Выбрать главу

И Сашка почти торжествовал, уверенный, что будет победителем.

Разрушенная невеста… Дважды разрушенная. Были два Петра, два обрученных жениха.

– Разрушенная… – шептала про себя Мария и отворачивалась от зеркала, чтобы не видеть своего печального лица.

Суетливой, деятельной, не покладавшей рук была одна Варвара. Набрав в охапку золотые блюда, надрываясь от великой тяжести, тащила подлинно что драгоценную золотую ношу на чердак, пытаясь спрятать там в укромном месте. А где оно, укромное? Ведь все равно найдут, не скроешь, не сыщешь потаенного местечка. И, спохватившись, поняв всю безрассудность своего старания, сваливала на чердачную пыль тяжеленную и драгоценную посуду, торопясь к шкафам и сундукам, чтобы скорее отбирать белье, одежду. Вон сколько у Данилыча рубах, штанов из самых дорогих материй. Не оставлять же тут, чтобы какой-нибудь холоп напяливал их на себя. А куда все стаскивать? В какие узлы связывать?.. Как все богатство кинуть? Кто приглядит? Кому доверить?..

И сидеть, раздумывать нельзя, каждая минута на исходе…
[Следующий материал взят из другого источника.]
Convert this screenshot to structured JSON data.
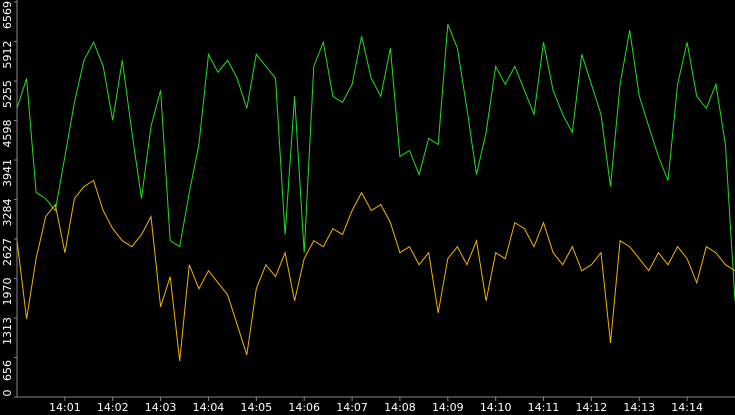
{
  "chart_data": {
    "type": "line",
    "x": [
      0,
      0.2,
      0.4,
      0.6,
      0.8,
      1.0,
      1.2,
      1.4,
      1.6,
      1.8,
      2.0,
      2.2,
      2.4,
      2.6,
      2.8,
      3.0,
      3.2,
      3.4,
      3.6,
      3.8,
      4.0,
      4.2,
      4.4,
      4.6,
      4.8,
      5.0,
      5.2,
      5.4,
      5.6,
      5.8,
      6.0,
      6.2,
      6.4,
      6.6,
      6.8,
      7.0,
      7.2,
      7.4,
      7.6,
      7.8,
      8.0,
      8.2,
      8.4,
      8.6,
      8.8,
      9.0,
      9.2,
      9.4,
      9.6,
      9.8,
      10.0,
      10.2,
      10.4,
      10.6,
      10.8,
      11.0,
      11.2,
      11.4,
      11.6,
      11.8,
      12.0,
      12.2,
      12.4,
      12.6,
      12.8,
      13.0,
      13.2,
      13.4,
      13.6,
      13.8,
      14.0,
      14.2,
      14.4,
      14.6,
      14.8,
      15.0
    ],
    "series": [
      {
        "color": "#22dd22",
        "values": [
          4800,
          5300,
          3400,
          3300,
          3100,
          4000,
          4900,
          5600,
          5900,
          5500,
          4600,
          5600,
          4400,
          3300,
          4500,
          5100,
          2600,
          2500,
          3400,
          4200,
          5700,
          5400,
          5600,
          5300,
          4800,
          5700,
          5500,
          5300,
          2700,
          5000,
          2400,
          5500,
          5900,
          5000,
          4900,
          5200,
          6000,
          5300,
          5000,
          5800,
          4000,
          4100,
          3700,
          4300,
          4200,
          6200,
          5800,
          4800,
          3700,
          4400,
          5500,
          5200,
          5500,
          5100,
          4700,
          5900,
          5100,
          4700,
          4400,
          5700,
          5200,
          4700,
          3500,
          5200,
          6100,
          5000,
          4500,
          4000,
          3600,
          5200,
          5900,
          5000,
          4800,
          5200,
          4200,
          1600
        ]
      },
      {
        "color": "#f0b400",
        "values": [
          2600,
          1300,
          2300,
          3000,
          3200,
          2400,
          3300,
          3500,
          3600,
          3100,
          2800,
          2600,
          2500,
          2700,
          3000,
          1500,
          2000,
          600,
          2200,
          1800,
          2100,
          1900,
          1700,
          1200,
          700,
          1800,
          2200,
          2000,
          2400,
          1600,
          2300,
          2600,
          2500,
          2800,
          2700,
          3100,
          3400,
          3100,
          3200,
          2900,
          2400,
          2500,
          2200,
          2400,
          1400,
          2300,
          2500,
          2200,
          2600,
          1600,
          2400,
          2300,
          2900,
          2800,
          2500,
          2900,
          2400,
          2200,
          2500,
          2100,
          2200,
          2400,
          900,
          2600,
          2500,
          2300,
          2100,
          2400,
          2200,
          2500,
          2300,
          1900,
          2500,
          2400,
          2200,
          2100
        ]
      }
    ],
    "xlim": [
      0,
      15
    ],
    "xticks": [
      {
        "value": 1,
        "label": "14:01"
      },
      {
        "value": 2,
        "label": "14:02"
      },
      {
        "value": 3,
        "label": "14:03"
      },
      {
        "value": 4,
        "label": "14:04"
      },
      {
        "value": 5,
        "label": "14:05"
      },
      {
        "value": 6,
        "label": "14:06"
      },
      {
        "value": 7,
        "label": "14:07"
      },
      {
        "value": 8,
        "label": "14:08"
      },
      {
        "value": 9,
        "label": "14:09"
      },
      {
        "value": 10,
        "label": "14:10"
      },
      {
        "value": 11,
        "label": "14:11"
      },
      {
        "value": 12,
        "label": "14:12"
      },
      {
        "value": 13,
        "label": "14:13"
      },
      {
        "value": 14,
        "label": "14:14"
      }
    ],
    "ylim": [
      0,
      6569
    ],
    "yticks": [
      0,
      656,
      1313,
      1970,
      2627,
      3284,
      3941,
      4598,
      5255,
      5912,
      6569
    ]
  }
}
А деньги, бриллианты и другие драгоценности, все эти брошки, пряжки, золотые табакерки, – как с ними быть? По карманам рассовать? Да разве все захватишь?..

И тонкий, визгливый вопль отчаяния вырывался из груди Варвары.

Прощай, настенная Голландия в искусных изразцах. Прощай излюбленная Ореховая комната. Прощай, любезный сердцу парадиз.

Верховный тайный совет вынес решение: выдать офицеру Пырскому, назначенному сопровождать ссылаемого Меншикова, денег 500 рублей на разные дорожные расходы, да на 50 подвод прогонных денег, а за другие подводы Меншиков пусть платит сам. Ну, и как говорится, – с богом! Скатертью дорога. Прощевай на веки вечные. Что в ссылку, что в могилу, одинаково, считай – в небытие.

А вот он в истинном, заветном смысле слова – сиятельный, светлейший князь. Строго и надменно смотрит со стены своей приемной, запечатленный на портрете во всех регалиях, в полном расцвете блистательной тогда судьбы; вот его бронзовый бюст, исполненный заморским скульптором Растреллием, – такой он, Александр Данилыч, прославленный, величественный, с одухотворенным молодым лицом.

Прощался Меншиков с самим собой и со своим дворцом. Прощался с невозвратным прошлым.

Более трех лет безраздельно и самовластно он управлял Россией из этого дворца. Был самым богатым человеком, владельцем шести городов, ста тысяч крепостных и неоглядными просторами земель на Украине, в Подмосковье, на Балтийском побережье, в Польше. Не в каждом из своих дворцов, домов и дачных павильонов приходилось ему жить, но они значились за ним. Здесь, в Петербурге и его предместьях, – девять; в Москве – четыре и среди них – огромный и богатый Лефортовский дворец, – прощайте навсегда.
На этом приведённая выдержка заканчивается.